I wrote an article about this (regarding console technology) back in 1980. An inconvenient reality for high end purveyors is that low cost off the shelf op amps by then were much better than needed for reproducing line level audio (faster and quieter). As I noted back then the heavy lifting for console designers was mic preamps (because of high gain with low noise), and sum buses (because of high noise gain and loop gain margin requirements).
Numerous manufacturers, including value SKUs like Mackie, used Cohen topology for mic preamps (I didn't know it was called Cohen back then despite using it myself for years).
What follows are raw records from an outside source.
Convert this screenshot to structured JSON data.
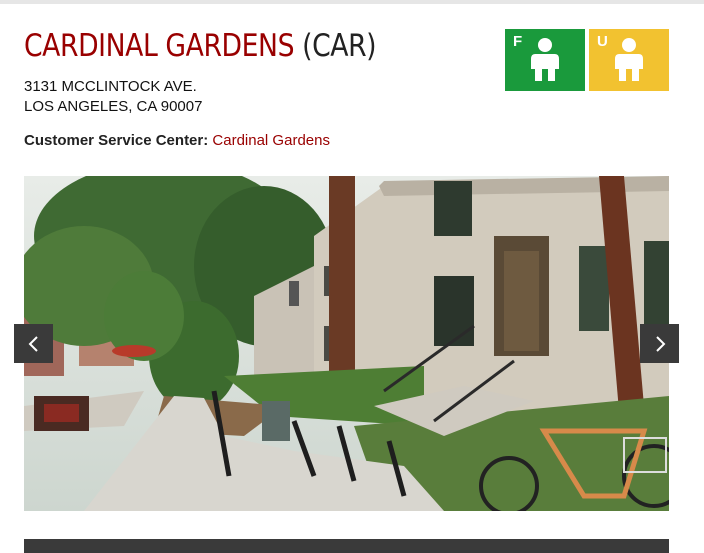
{
  "page": {
    "title_name": "CARDINAL GARDENS",
    "title_code": "(CAR)",
    "address_line1": "3131 MCCLINTOCK AVE.",
    "address_line2": "LOS ANGELES, CA 90007",
    "csc_label": "Customer Service Center:",
    "csc_link": "Cardinal Gardens"
  },
  "badges": [
    {
      "letter": "F",
      "color": "#1a9a3c",
      "icon": "person-icon"
    },
    {
      "letter": "U",
      "color": "#f2c230",
      "icon": "person-icon"
    }
  ],
  "carousel": {
    "prev_icon": "chevron-left-icon",
    "next_icon": "chevron-right-icon"
  },
  "colors": {
    "brand": "#990000",
    "nav_bg": "#3a3a3a"
  }
}
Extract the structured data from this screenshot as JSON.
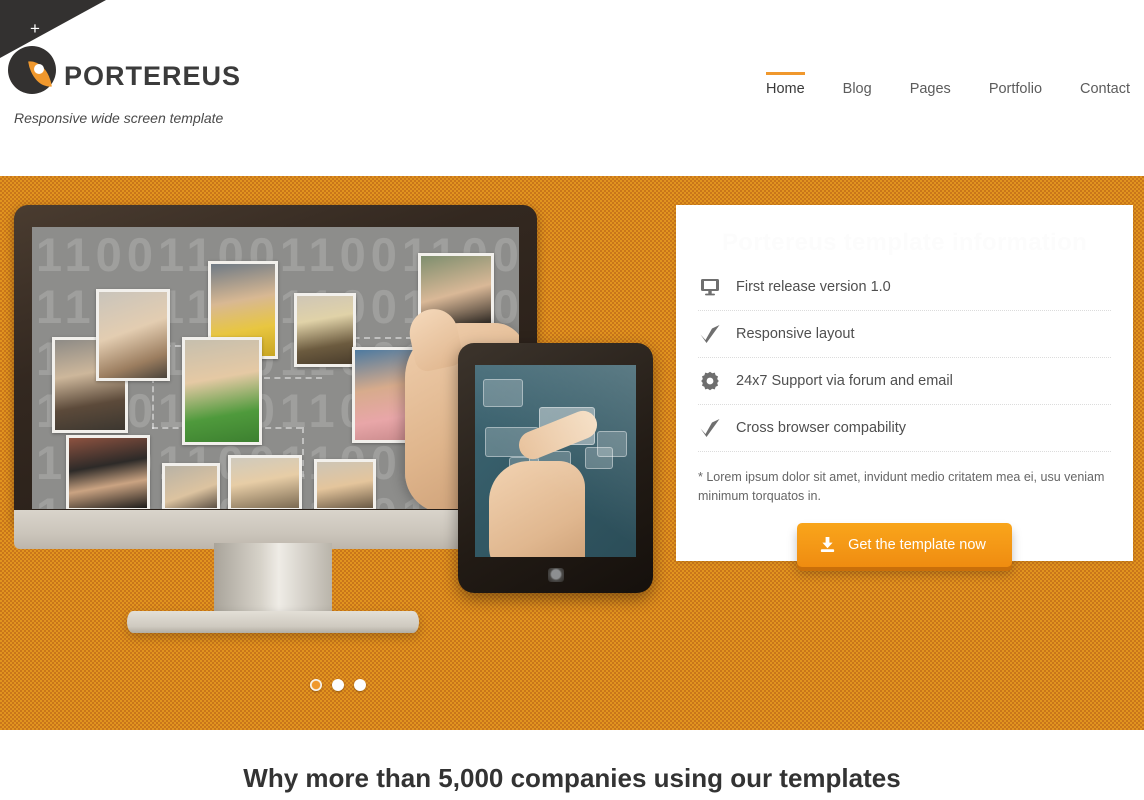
{
  "header": {
    "corner_plus_label": "+",
    "brand": "PORTEREUS",
    "tagline": "Responsive wide screen template",
    "nav": [
      {
        "label": "Home",
        "active": true
      },
      {
        "label": "Blog",
        "active": false
      },
      {
        "label": "Pages",
        "active": false
      },
      {
        "label": "Portfolio",
        "active": false
      },
      {
        "label": "Contact",
        "active": false
      }
    ]
  },
  "hero": {
    "panel": {
      "title": "Portereus template information",
      "features": [
        {
          "icon": "monitor-icon",
          "label": "First release version 1.0"
        },
        {
          "icon": "check-icon",
          "label": "Responsive layout"
        },
        {
          "icon": "gear-icon",
          "label": "24x7 Support via forum and email"
        },
        {
          "icon": "check-icon",
          "label": "Cross browser compability"
        }
      ],
      "note": "* Lorem ipsum dolor sit amet, invidunt medio critatem mea ei, usu veniam minimum torquatos in.",
      "cta_label": "Get the template now",
      "cta_icon": "download-icon"
    },
    "slider": {
      "dots": [
        {
          "active": true
        },
        {
          "active": false
        },
        {
          "active": false
        }
      ]
    },
    "screen_binary_text": "1100110011001100110011001100",
    "background_color": "#e1941f"
  },
  "bottom": {
    "heading": "Why more than 5,000 companies using our templates"
  },
  "colors": {
    "accent": "#f0982d",
    "dark": "#333130",
    "hero_bg": "#e1941f",
    "text": "#4f4f4f"
  }
}
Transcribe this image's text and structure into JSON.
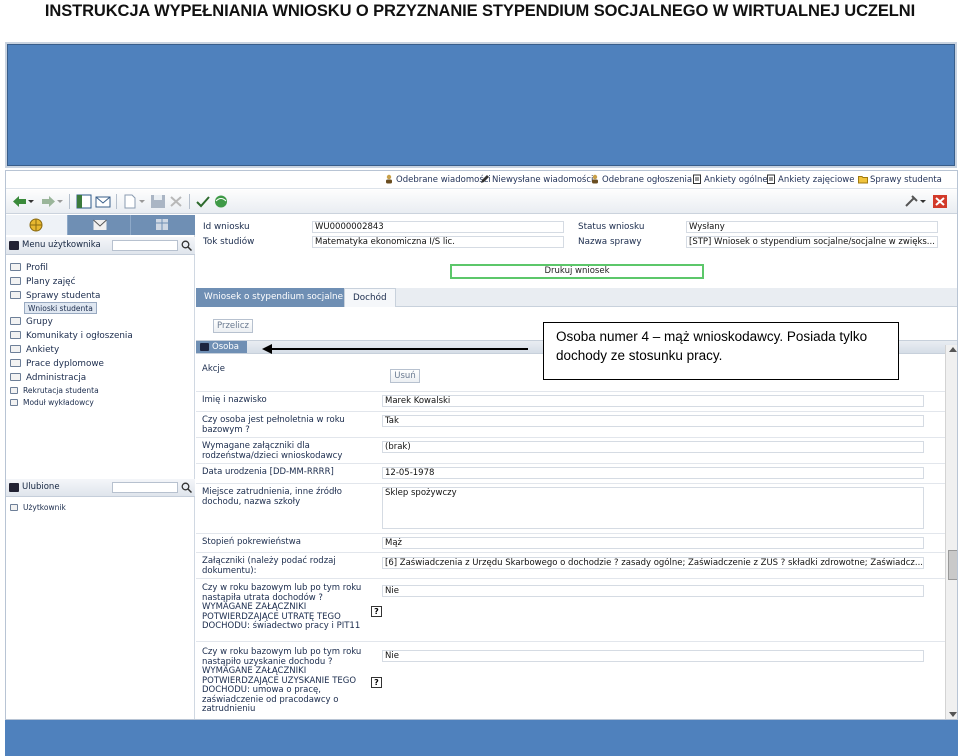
{
  "doc_title": "INSTRUKCJA WYPEŁNIANIA WNIOSKU O PRZYZNANIE STYPENDIUM SOCJALNEGO  W WIRTUALNEJ UCZELNI",
  "topnav": {
    "items": [
      "Odebrane wiadomości",
      "Niewysłane wiadomości",
      "Odebrane ogłoszenia",
      "Ankiety ogólne",
      "Ankiety zajęciowe",
      "Sprawy studenta"
    ]
  },
  "sidebar": {
    "menu_title": "Menu użytkownika",
    "items": [
      "Profil",
      "Plany zajęć",
      "Sprawy studenta",
      "Grupy",
      "Komunikaty i ogłoszenia",
      "Ankiety",
      "Prace dyplomowe",
      "Administracja",
      "Rekrutacja studenta",
      "Moduł wykładowcy"
    ],
    "sub_item": "Wnioski studenta",
    "fav_title": "Ulubione",
    "fav_items": [
      "Użytkownik"
    ]
  },
  "header": {
    "id_label": "Id wniosku",
    "id_value": "WU0000002843",
    "tok_label": "Tok studiów",
    "tok_value": "Matematyka ekonomiczna I/S lic.",
    "status_label": "Status wniosku",
    "status_value": "Wysłany",
    "sprawa_label": "Nazwa sprawy",
    "sprawa_value": "[STP] Wniosek o stypendium socjalne/socjalne w zwięks..."
  },
  "print_button": "Drukuj wniosek",
  "tabs": [
    "Wniosek o stypendium socjalne",
    "Dochód"
  ],
  "przelicz_button": "Przelicz",
  "section_title": "Osoba 4",
  "form": {
    "akcje_label": "Akcje",
    "usun_button": "Usuń",
    "name_label": "Imię i nazwisko",
    "name_value": "Marek Kowalski",
    "adult_label": "Czy osoba jest pełnoletnia w roku bazowym ?",
    "adult_value": "Tak",
    "req_label": "Wymagane załączniki dla rodzeństwa/dzieci wnioskodawcy",
    "req_value": "(brak)",
    "birth_label": "Data urodzenia [DD-MM-RRRR]",
    "birth_value": "12-05-1978",
    "job_label": "Miejsce zatrudnienia, inne źródło dochodu, nazwa szkoły",
    "job_value": "Sklep spożywczy",
    "rel_label": "Stopień pokrewieństwa",
    "rel_value": "Mąż",
    "att_label": "Załączniki (należy podać rodzaj dokumentu):",
    "att_value": "[6] Zaświadczenia z Urzędu Skarbowego o dochodzie ? zasady ogólne; Zaświadczenie z ZUS ? składki zdrowotne; Zaświadcz...",
    "loss_label": "Czy w roku bazowym lub po tym roku nastąpiła utrata dochodów ? WYMAGANE ZAŁĄCZNIKI POTWIERDZAJĄCE UTRATĘ TEGO DOCHODU: świadectwo pracy i PIT11",
    "loss_value": "Nie",
    "gain_label": "Czy w roku bazowym lub po tym roku nastąpiło uzyskanie dochodu ? WYMAGANE ZAŁĄCZNIKI POTWIERDZAJĄCE UZYSKANIE TEGO DOCHODU: umowa o pracę, zaświadczenie od pracodawcy o zatrudnieniu",
    "gain_value": "Nie",
    "help_glyph": "?"
  },
  "callout": "Osoba numer 4 – mąż wnioskodawcy. Posiada tylko dochody ze stosunku pracy.",
  "colors": {
    "banner": "#4f81bd",
    "tab_active": "#6f8fb4",
    "print_border": "#5cc76a"
  }
}
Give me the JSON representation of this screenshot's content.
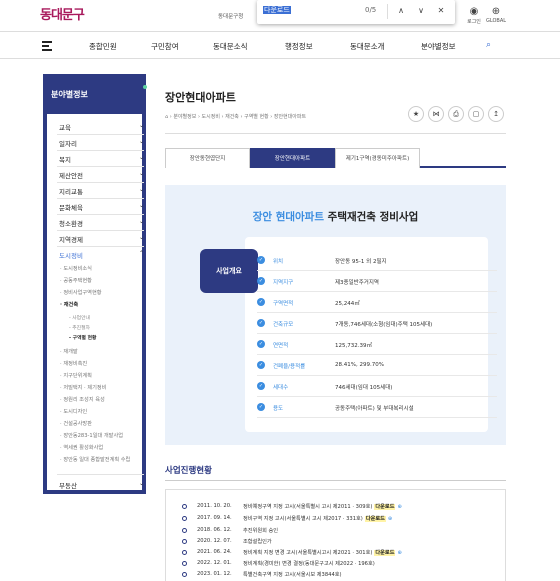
{
  "header": {
    "logo": "동대문구",
    "util_text": "동대문구청",
    "find": {
      "query": "다운로드",
      "count": "0/5",
      "up": "∧",
      "down": "∨",
      "close": "✕"
    },
    "login_label": "로그인",
    "global_label": "GLOBAL"
  },
  "nav": {
    "items": [
      "종합민원",
      "구민참여",
      "동대문소식",
      "행정정보",
      "동대문소개",
      "분야별정보"
    ]
  },
  "sidebar": {
    "title": "분야별정보",
    "items": [
      {
        "label": "교육",
        "arrow": "⌄"
      },
      {
        "label": "일자리",
        "arrow": "⌄"
      },
      {
        "label": "복지",
        "arrow": "⌄"
      },
      {
        "label": "제산안전",
        "arrow": "⌄"
      },
      {
        "label": "지리교통",
        "arrow": "⌄"
      },
      {
        "label": "문화체육",
        "arrow": "⌄"
      },
      {
        "label": "청소환경",
        "arrow": "⌄"
      },
      {
        "label": "지역경제",
        "arrow": "⌄"
      },
      {
        "label": "도시정비",
        "arrow": "⌃"
      }
    ],
    "sub_items": [
      "도시정비소식",
      "공동주택현황",
      "정비사업구역현황",
      "재건축"
    ],
    "subsub_items": [
      "- 사업안내",
      "- 추진절차",
      "- 구역별 현황"
    ],
    "sub_items2": [
      "재개발",
      "재정비촉진",
      "지구단위계획",
      "저밀택지 · 제기정비",
      "정원리 조성지 육성",
      "도시디자인",
      "건설공사망판",
      "장안동283-1일대 개발사업",
      "역세권 활성화사업",
      "장안동 일대 종합발전계획 수립"
    ],
    "last_item": {
      "label": "부동산",
      "arrow": "⌄"
    }
  },
  "content": {
    "title": "장안현대아파트",
    "breadcrumb": "⌂  ›  분야별정보  ›  도시정비  ›  재건축  ›  구역별 현황  ›  장안현대아파트",
    "tools": [
      "★",
      "⋈",
      "⎙",
      "▢",
      "↥"
    ],
    "tabs": [
      "장안동현엽단지",
      "장안현대아파트",
      "제기1구역(경동미주아파트)"
    ],
    "info": {
      "heading_blue": "장안 현대아파트",
      "heading_rest": " 주택재건축 정비사업",
      "badge": "사업개요",
      "rows": [
        {
          "label": "위치",
          "value": "장안동 95-1 외 2필지"
        },
        {
          "label": "지역지구",
          "value": "제3종일반주거지역"
        },
        {
          "label": "구역면적",
          "value": "25,244㎡"
        },
        {
          "label": "건축규모",
          "value": "7개동,746세대(소형(임대)주택 105세대)"
        },
        {
          "label": "연면적",
          "value": "125,732.39㎡"
        },
        {
          "label": "건폐율/용적률",
          "value": "28.41%, 299.70%"
        },
        {
          "label": "세대수",
          "value": "746세대(임대 105세대)"
        },
        {
          "label": "용도",
          "value": "공동주택(아파트) 및 부대복리시설"
        }
      ]
    },
    "history_title": "사업진행현황",
    "history": [
      {
        "date": "2011. 10. 20.",
        "desc": "정비예정구역 지정 고시(서울특별시 고시 제2011 · 309호)",
        "dl": "다운로드"
      },
      {
        "date": "2017. 09. 14.",
        "desc": "정비구역 지정 고시(서울특별시 고시 제2017 · 331호)",
        "dl": "다운로드"
      },
      {
        "date": "2018. 06. 12.",
        "desc": "추진위원회 승인",
        "dl": ""
      },
      {
        "date": "2020. 12. 07.",
        "desc": "조합설립인가",
        "dl": ""
      },
      {
        "date": "2021. 06. 24.",
        "desc": "정비계획 지정 변경 고시(서울특별시고시 제2021 · 301호)",
        "dl": "다운로드"
      },
      {
        "date": "2022. 12. 01.",
        "desc": "정비계획(경미한) 변경 결정(동대문구고시 제2022 · 196호)",
        "dl": ""
      },
      {
        "date": "2023. 01. 12.",
        "desc": "특별건축구역 지정 고시(서울시보 제3844호)",
        "dl": ""
      }
    ]
  },
  "colors": {
    "navy": "#2d3a82",
    "accent_blue": "#3b8de0",
    "logo": "#a8195c"
  }
}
These typically delivered NF (noise figures) of <2dB or within 2dB of perfectly noiseless. Few customer's believed that inexpensive preamps could possibly be that good. What's worse if we bundle multiple such decent preamps inside a single SKU the perception is that they must be cheap crap.
Over 15 years selling inexpensive SKUs I only encountered a handful of famous professionals with enough self confidence to listen for themselves without preconceived notions. There may be more but few were willing to publicly declare observations that differ with the general consensus. The vast majority listened with their eyes, or worse.
JR
PS: I've shared this anecdote before and I won't mention specifics (because I don't recall exactly which competitor's mixer model it was), but a subtle trick to make a preamp appear quieter than it is involves undersizing the capacitor in series with the gain resistor. At low-mid gain settings the preamp delivers full LF response (good for the measured specifications). However at maximum gain the undersized capacitor forms a HPF cutting off the very LF response. In mic preamps at very high gain, the noise floor can be contaminated with 1/F noise. This disingenuous trick can fool users into thinking the preamp is quieter than it really is. End users rarely bench test their mixers as rigorously as a competitor would.